No terceiro dia, apesar da feira terminar oficialmente às 17h, duas horas antes a maioria já tinha ido embora. Para todo lado, estandes vazios e sendo desmontados. Os trabalhadores se adiantavam. As reuniões desapareceram. E eu ainda queria conversar com um agente, alemão, que quer representar autores brasileiros.

Encontrei-o e ele estava de saída, enfiando livros na mala. Estava com medo de perder o voo, que saia às 18h. Como não havia mais tempo para sentar e conversar, combinamos que eu caminharia com ele até a estação, e essa seria nossa reunião. Pobre do meu pé: ele arrastava a mala e acelerava os passos pelas ruas ao redor do Olympia, com medo de perder o voo. Eu disfarçava a dor e tentava acompanhar o ritmo. “Você está bem?” “Estou ótimo!” Seguimos caminhando e falando de autores.

Pior mesmo foi quando ele se ofereceu para falar em português, certo de que era fluente no nosso idioma. Insisti algumas vezes para irmos em inglês mesmo, mas, não: ele estava decidida a falar português, mesmo falando muito mal. Autores aqui, contratos ali, números para lá. O destino não chegava nunca, e meu pé só piorava. Uma hora, atravessamos uma rua. Ele se lembrou de uma história, e se empolgou. Decidiu contar em português: “Uma vez, eu estava passando por essa rua… e vi… um fox… como se fala em português, um fox?” “Uma raposa.” “Isso, um raposo.
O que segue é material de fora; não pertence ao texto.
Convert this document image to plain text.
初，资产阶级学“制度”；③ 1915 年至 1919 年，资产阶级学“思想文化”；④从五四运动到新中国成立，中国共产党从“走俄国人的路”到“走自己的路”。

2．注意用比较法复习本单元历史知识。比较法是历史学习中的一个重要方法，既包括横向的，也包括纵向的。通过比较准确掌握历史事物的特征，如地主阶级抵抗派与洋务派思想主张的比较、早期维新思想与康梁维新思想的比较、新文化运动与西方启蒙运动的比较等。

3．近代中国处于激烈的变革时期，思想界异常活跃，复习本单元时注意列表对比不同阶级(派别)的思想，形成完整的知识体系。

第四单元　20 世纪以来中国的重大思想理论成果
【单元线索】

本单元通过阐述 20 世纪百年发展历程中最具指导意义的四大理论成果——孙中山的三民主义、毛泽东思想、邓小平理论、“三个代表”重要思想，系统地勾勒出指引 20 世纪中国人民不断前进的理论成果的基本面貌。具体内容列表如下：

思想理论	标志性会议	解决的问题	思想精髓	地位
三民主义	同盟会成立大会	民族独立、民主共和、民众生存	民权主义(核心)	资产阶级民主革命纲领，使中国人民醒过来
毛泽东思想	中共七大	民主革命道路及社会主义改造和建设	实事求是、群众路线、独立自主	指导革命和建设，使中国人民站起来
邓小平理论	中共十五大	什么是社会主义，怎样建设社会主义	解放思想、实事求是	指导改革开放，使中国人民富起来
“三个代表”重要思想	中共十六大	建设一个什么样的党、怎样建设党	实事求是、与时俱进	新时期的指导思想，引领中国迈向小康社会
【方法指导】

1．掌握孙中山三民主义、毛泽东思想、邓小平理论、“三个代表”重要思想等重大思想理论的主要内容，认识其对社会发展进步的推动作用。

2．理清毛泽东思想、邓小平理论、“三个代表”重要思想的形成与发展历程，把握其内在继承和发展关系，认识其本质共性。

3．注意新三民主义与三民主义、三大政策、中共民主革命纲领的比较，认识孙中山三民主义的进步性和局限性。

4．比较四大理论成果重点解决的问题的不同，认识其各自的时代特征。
Vi um raposo aqui.” “Certo.” “Eu achei primeiro que era um vaca, mas depois vi que era um raposo.” Acho que ele quis dizer gato, e saiu vaca. O importante foi que, ao final da conversa, o negócio saiu: fechamos a representação. Contei a história para os amigos editores brasileiros, e os convidei para vir à próxima edição, em 2023: se mancando, e trocando gato por vaca, conseguimos fechar um negócio, recomendo com toda certeza que todos participem da feira. No fim, dá certo!

É hora de fazer as malas, voar para casa e visitar o ortopedista.


* Leonardo Garzaro é jornalista, escritor e editor da Rua do Sabão. À parte isso, tem em si todos os sonhos do mundo.